Retirement planning can feel like trying to hit a moving target. How much is "enough"? Should you be worried? Below, we'll give you a simple method—a three-number check—that many savers say changes how they think about retirement. The best part? You can do it in less time than it takes to order your morning coffee.
Key Takeaways
- Checking your retirement readiness doesn't require complex math—just three numbers can tell you where you stand.
- Regular 10-minute checkups using this method can help you spot shortfalls years before they become problems.
- Even small adjustments to your savings rate today can dramatically improve your retirement outlook tomorrow.
Your 3-Number Check

Here are the three numbers that tell you where you stand:
1. Your “multiple”: Over time, retirement experts have formulated a number for each life decade that you multiply by your annual salary to get the total you’ll want to set aside by the end of that decade—your 20s, 30s, and so on. (See the table below.) For example, by the end of your 40s, you should have about three times your salary saved for retirement. In your 50s? That target moves to 6x your salary.
2. Your monthly gap: Financial advisors often suggest aiming for 80% of your present income in retirement. If you make $6,000 monthly now, that means you’d want $4,800 a month in retirement. If you haven’t already, go to SSA.gov, where you can quickly look up your expected Social Security benefit. Take that number and subtract it from 80% of your monthly income. If Social Security is expected to give you $2,000 a month, your “gap” is $2,800. Your retirement savings will need to cover this.

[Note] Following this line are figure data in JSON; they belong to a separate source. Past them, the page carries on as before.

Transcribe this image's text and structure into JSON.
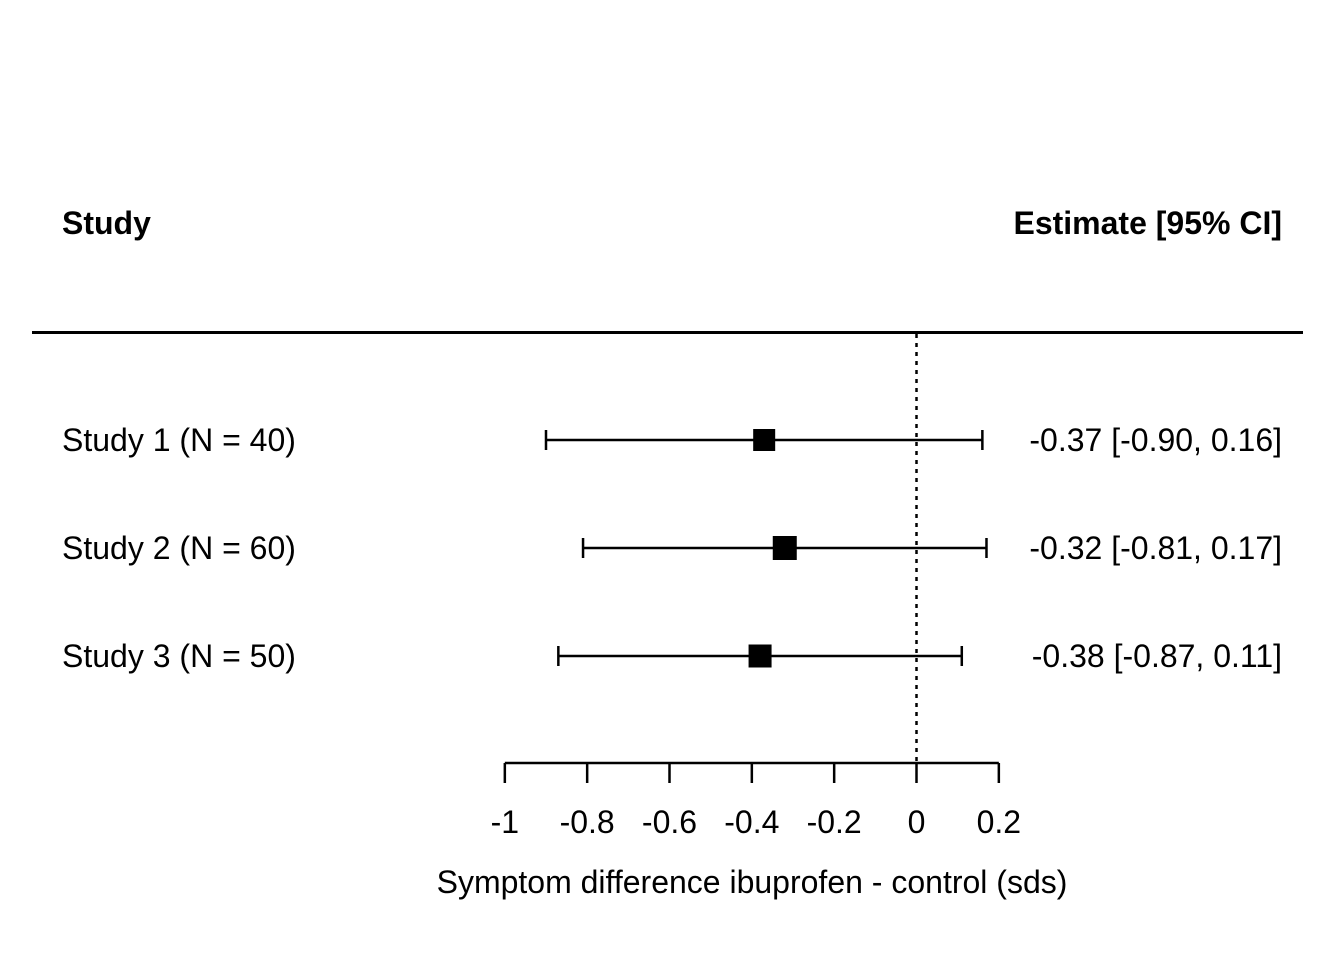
{
  "header": {
    "study_column": "Study",
    "estimate_column": "Estimate [95% CI]"
  },
  "chart_data": {
    "type": "forest",
    "xlabel": "Symptom difference ibuprofen - control (sds)",
    "xlim": [
      -1,
      0.2
    ],
    "x_ticks": [
      -1,
      -0.8,
      -0.6,
      -0.4,
      -0.2,
      0,
      0.2
    ],
    "x_tick_labels": [
      "-1",
      "-0.8",
      "-0.6",
      "-0.4",
      "-0.2",
      "0",
      "0.2"
    ],
    "reference_line_x": 0,
    "reference_line_style": "dotted",
    "legend": "none",
    "grid": false,
    "studies": [
      {
        "label": "Study 1 (N = 40)",
        "n": 40,
        "estimate": -0.37,
        "ci_lower": -0.9,
        "ci_upper": 0.16,
        "estimate_label": "-0.37 [-0.90, 0.16]",
        "marker_size_px": 22
      },
      {
        "label": "Study 2 (N = 60)",
        "n": 60,
        "estimate": -0.32,
        "ci_lower": -0.81,
        "ci_upper": 0.17,
        "estimate_label": "-0.32 [-0.81, 0.17]",
        "marker_size_px": 24
      },
      {
        "label": "Study 3 (N = 50)",
        "n": 50,
        "estimate": -0.38,
        "ci_lower": -0.87,
        "ci_upper": 0.11,
        "estimate_label": "-0.38 [-0.87, 0.11]",
        "marker_size_px": 23
      }
    ]
  },
  "colors": {
    "foreground": "#000000",
    "background": "#ffffff"
  }
}
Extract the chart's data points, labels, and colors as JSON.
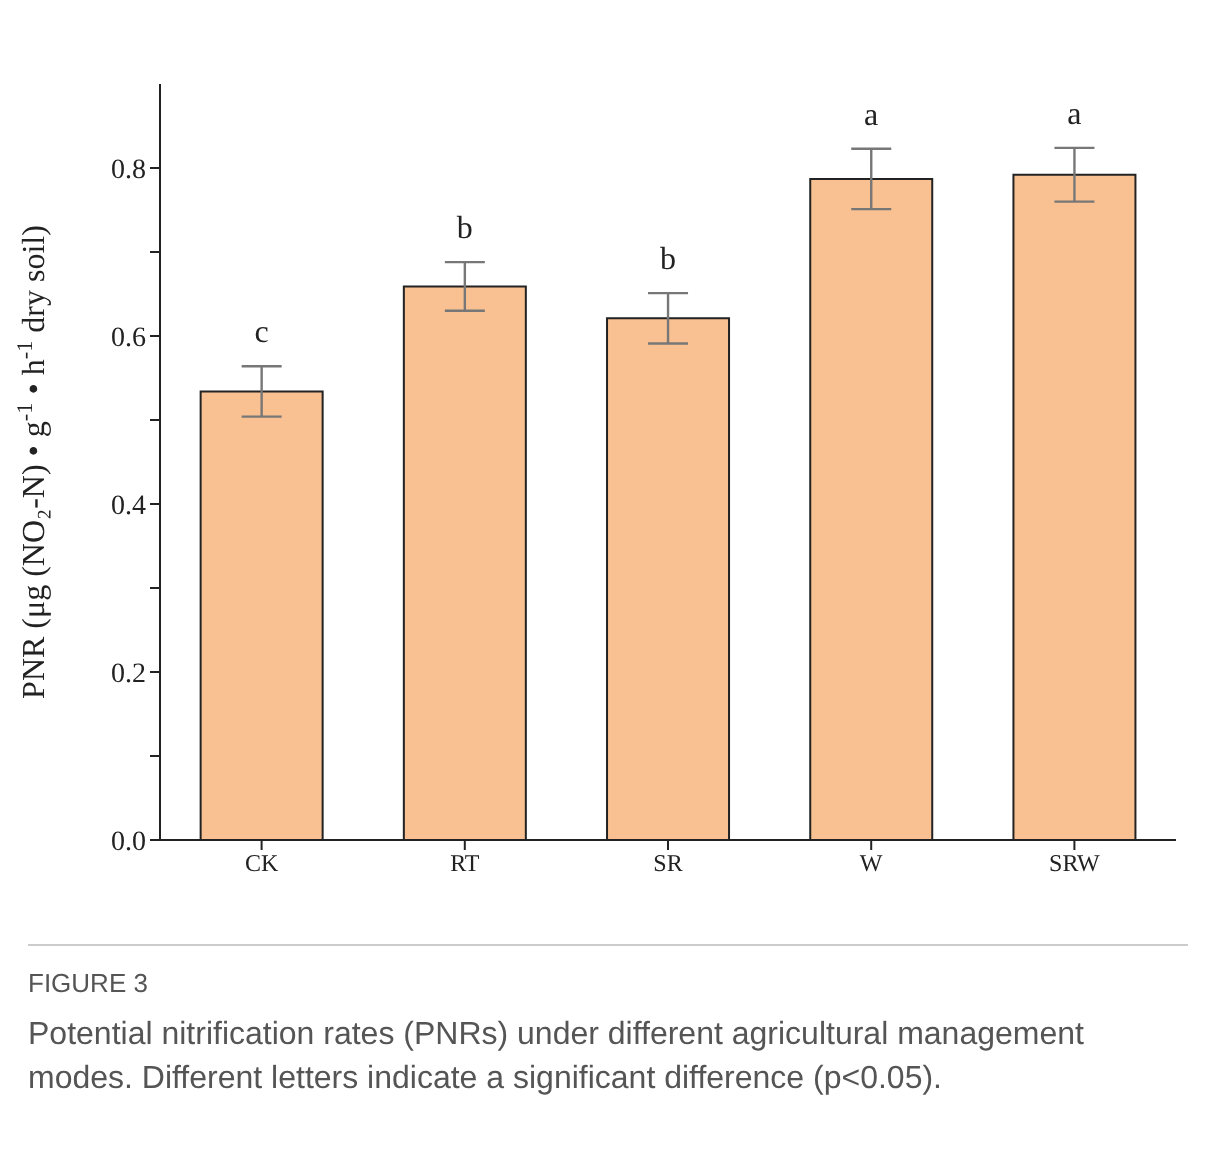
{
  "chart_data": {
    "type": "bar",
    "ylabel": "PNR (μg (NO₂-N) • g$^{-1}$ • h$^{-1}$ dry soil)",
    "categories": [
      "CK",
      "RT",
      "SR",
      "W",
      "SRW"
    ],
    "values": [
      0.534,
      0.659,
      0.621,
      0.787,
      0.792
    ],
    "errors": [
      0.03,
      0.029,
      0.03,
      0.036,
      0.032
    ],
    "color": "#f9c191",
    "ylim": [
      0,
      0.9
    ],
    "yticks": [
      {
        "value": 0,
        "label": "0.0"
      },
      {
        "value": 0.1,
        "label": null
      },
      {
        "value": 0.2,
        "label": "0.2"
      },
      {
        "value": 0.3,
        "label": null
      },
      {
        "value": 0.4,
        "label": "0.4"
      },
      {
        "value": 0.5,
        "label": null
      },
      {
        "value": 0.6,
        "label": "0.6"
      },
      {
        "value": 0.7,
        "label": null
      },
      {
        "value": 0.8,
        "label": "0.8"
      }
    ],
    "grid": false,
    "legend": false,
    "annotations": [
      {
        "text": "c",
        "x": "CK",
        "y": 0.564
      },
      {
        "text": "b",
        "x": "RT",
        "y": 0.688
      },
      {
        "text": "b",
        "x": "SR",
        "y": 0.651
      },
      {
        "text": "a",
        "x": "W",
        "y": 0.823
      },
      {
        "text": "a",
        "x": "SRW",
        "y": 0.824
      },
      "FIGURE 3",
      "Potential nitrification rates (PNRs) under different agricultural management modes. Different letters indicate a significant difference (p<0.05)."
    ]
  }
}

3. Your emergency buffer: This is the number of months your emergency savings can cover basic expenses. Research shows what common sense tells you: If you have emergency savings, you won't need to stop saving toward your retirement goals when the unexpected happens. Aim for six months, but even three months puts you ahead of about half of Americans.
Together, these tell you where you stand (the multiple), how much you'll need (the monthly gap), and how protected you will be while getting there (the emergency buffer).
Warning Signs and Quick Fixes To Stay on Track
Here are the red flags that financial advisors say deserve more immediate attention:
- Your multiple is off: If you're more than one "multiple" behind for your age (like having twice your salary saved when it should be 3x), it's time to make adjustments. Don't panic: this is common, and it's fixable.
- Your monthly gap is more like a canyon: If the gap is more than 50% of your income, you'll need to boost savings significantly or start thinking about changes to your retirement lifestyle. Experts say successful future retirees keep it under 40%.
- Your emergency buffer is too thin: Having less than three months of expenses saved puts your entire retirement plan at risk. Without this cushion, you're more likely to tap into retirement savings when emergencies strike.
The good news? Even small changes can dramatically improve your retirement readiness. Here's what top financial planners recommend:
- Capture "found money": Put every raise, bonus, or tax refund toward your retirement before you get used to spending it. Even a 1% increase in your retirement contributions can add thousands to your nest egg.
- Mind the gap: Consider what financial advisors call the "bridge strategy"—working part-time for the first few years of retirement. Even earning $1,000 a month reduces your gap by that amount, making your savings last longer.
- Build your buffer: You might automatically transfer just 1% from each paycheck to emergency savings. It's small enough that you won't feel it, but it adds up fast.
The Bottom Line
The key is to make quick checks of your multiple, monthly gap, and emergency buffer a regular habit. Whether you're ahead of the game or playing catch-up, knowing where you stand is the first step to getting the retirement you want.